Any action movie worth its salt is required to have a few cornball one-liners. We get them here with Statham, disguised as a priest, announcing, “I now pronounce you…man and knife.” But, most of the humor is self-referential, delivered with a heavy dose of irony and a tongue firmly planted in cheek. Ennio Morricone’s theme to The Good, the Bad, and the Ugly plays each time Chuck Norris, who looks pretty spry for a 72-year old, makes his grand entrance. His character is named after John T. Booker, the role he portrayed in Good Guys Wear Black, and he’s frequently referred to as a “Lone Wolf.” Chuck Norris even gets to tell a Chuck Norris joke. (“I heard you got bit by a king cobra.” “Yeah…but after five days of agonizing pain, the cobra finally died.”). The script hints at a possible love story between Barney Ross and Maggie with the former being apprehensive to let anyone close. Perhaps, it is because he remembers the death of Julia Nickson in Rambo: First Blood Part II. Of course, Arnold gets all the best lines. He chomps into his scenes as hard as the ever-present stogies in the corner of his mouth. The ex-governor of California exchanges catchphrases with Bruce Willis during the climatic shootout. (“You’ve been back enough times. This time, I’ll be back.” “Yippie-ki-yay.”)
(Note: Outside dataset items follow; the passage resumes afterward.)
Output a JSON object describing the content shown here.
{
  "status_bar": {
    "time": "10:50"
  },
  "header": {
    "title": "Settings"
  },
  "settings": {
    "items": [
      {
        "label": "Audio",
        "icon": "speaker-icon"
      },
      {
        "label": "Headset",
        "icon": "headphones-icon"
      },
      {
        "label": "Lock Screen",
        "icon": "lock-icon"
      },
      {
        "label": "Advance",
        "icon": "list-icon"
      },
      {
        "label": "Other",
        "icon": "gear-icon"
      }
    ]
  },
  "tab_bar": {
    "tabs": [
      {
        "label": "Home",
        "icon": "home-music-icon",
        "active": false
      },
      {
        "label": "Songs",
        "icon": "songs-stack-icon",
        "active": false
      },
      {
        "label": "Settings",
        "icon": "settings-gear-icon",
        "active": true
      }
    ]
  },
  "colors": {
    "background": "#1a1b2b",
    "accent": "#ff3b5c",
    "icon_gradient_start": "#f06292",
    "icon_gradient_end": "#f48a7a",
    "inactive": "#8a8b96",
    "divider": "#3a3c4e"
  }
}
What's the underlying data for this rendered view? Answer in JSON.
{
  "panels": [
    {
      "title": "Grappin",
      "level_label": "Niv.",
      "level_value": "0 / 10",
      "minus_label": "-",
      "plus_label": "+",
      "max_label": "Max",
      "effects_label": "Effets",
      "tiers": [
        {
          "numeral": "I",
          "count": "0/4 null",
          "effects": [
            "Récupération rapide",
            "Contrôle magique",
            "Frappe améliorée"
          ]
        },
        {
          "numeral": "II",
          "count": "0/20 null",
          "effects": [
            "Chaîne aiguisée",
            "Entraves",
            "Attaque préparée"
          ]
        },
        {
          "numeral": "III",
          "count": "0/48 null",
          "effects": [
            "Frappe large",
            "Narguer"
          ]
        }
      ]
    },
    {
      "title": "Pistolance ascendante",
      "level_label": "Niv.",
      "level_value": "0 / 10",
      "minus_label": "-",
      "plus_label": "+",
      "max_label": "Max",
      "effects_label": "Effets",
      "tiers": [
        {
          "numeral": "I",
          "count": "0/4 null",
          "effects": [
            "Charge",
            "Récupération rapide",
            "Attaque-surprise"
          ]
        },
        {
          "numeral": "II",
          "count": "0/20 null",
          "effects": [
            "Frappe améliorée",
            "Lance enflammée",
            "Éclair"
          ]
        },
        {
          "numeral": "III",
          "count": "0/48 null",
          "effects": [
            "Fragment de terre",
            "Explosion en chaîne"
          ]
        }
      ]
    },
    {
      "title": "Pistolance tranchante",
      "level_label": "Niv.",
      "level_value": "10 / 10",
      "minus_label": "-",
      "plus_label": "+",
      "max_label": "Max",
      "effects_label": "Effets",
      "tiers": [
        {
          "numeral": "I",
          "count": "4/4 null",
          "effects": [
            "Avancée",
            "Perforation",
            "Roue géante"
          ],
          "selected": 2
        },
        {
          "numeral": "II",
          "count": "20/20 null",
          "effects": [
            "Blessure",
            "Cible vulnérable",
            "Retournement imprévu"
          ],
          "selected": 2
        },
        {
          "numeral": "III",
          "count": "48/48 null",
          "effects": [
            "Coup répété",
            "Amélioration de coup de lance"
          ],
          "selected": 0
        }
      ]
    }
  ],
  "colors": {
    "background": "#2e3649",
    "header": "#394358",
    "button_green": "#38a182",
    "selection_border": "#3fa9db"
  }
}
The best performances in the film belong to the two guys who probably need subtitles more than Schwarzenegger, Dolph Lundgren and Jean-Claude Van Damme. Lundgren is given a beefier role with his Gunner Jensen now clean and sober. He’s become a lovable lug with references made to his real-life master’s degree in chemical engineering and Fulbright Scholarship to MIT. Van Damme makes the most of his first major theatrical role in years, excluding the meta-textual JCVD. The Muscles from Brussels is immensely entertaining in a rare villainous turn. Plus, it’s cool watching him unleash his trademark flying roundhouse kick to Stallone’s face. For his brief screen time, Liam Hemsworth adds a new dimension as his youthful exuberance helps to amusingly remind his established co-stars of their increasing age.
They may have less hair and more wrinkles than back in their heyday, but the holy trinity of Planet Hollywood still has the charisma necessary to carry a huge blockbuster and the heavy ammunition it requires. The Expendables 2 is well-made schlock cinema for those wanting nothing more than big guys with big guns.